In your own words, what is asexuality to someone who doesn’t know?

The best way to explain it is the lack of sexual attraction to someone, which doesn’t negate having a romantic attraction to someone, but the physical [component] really isn’t there.

Many people are still learning about sexual orientations, when did you start to ask yourself questions and learn about your own?

At first I really didn’t understand. When I got into middle school and kids would joke around during sex-ed, I never thought sex jokes were funny so it’s been a while. But two years ago I learned there was a word for it and that made me feel a lot better because I wasn’t “weird.” I learned I’m not alone.

How was the transition to college? Did you begin to meet more students who also identified as asexual?

College is a lot more accepting, and you can find the groups that you need to on a college campus. But you also get into college and a lot of people have sex, so it isn’t always easy. You have to awkwardly explain to people, people who want to be in a relationship and you have to tell them “well there’s this one thing you need to know about.” So I think as far as meeting people, it’s been a lot better, because my high school was really small. In general though, it’s kind of tricky.

Have you had to encounter students or others who may have had stereotypes about asexuality?

Surprisingly, there are not a lot of people that actually know what I’m talking about. Of course there’s the joke that we produce asexually, but I do not split in half and become a new person. I read about it online, but until I got to college I hadn’t really heard it. I did not know people could make a joke like that, because it’s pretty dumb. There’s also the stereotype that we don’t have romantic attraction which is frustrating because people equate the two so much that you end up with that awkward interaction where they don’t want to separate them. They believe you don’t want to have sex with someone so you can’t love them. Which is not at all the case, but it sucks to hear.

What are some things people should keep in mind about asexuality?

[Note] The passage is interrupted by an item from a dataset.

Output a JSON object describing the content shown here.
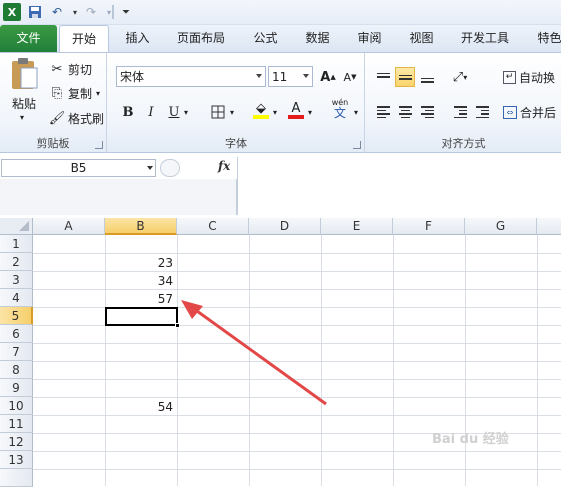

Remember that it’s valid. There’s a lot of people that say it’s a phase, or that you haven’t met the right person. Those are things you hear all the time. I don’t know a single asexual that hasn’t heard that before. It’s really hard when people want to play it down, and that’s usually because they don’t understand. They don’t believe that it’s something that can be a part of who you are, which is understandable because if you are someone that has that attraction it would be hard to imagine not having it.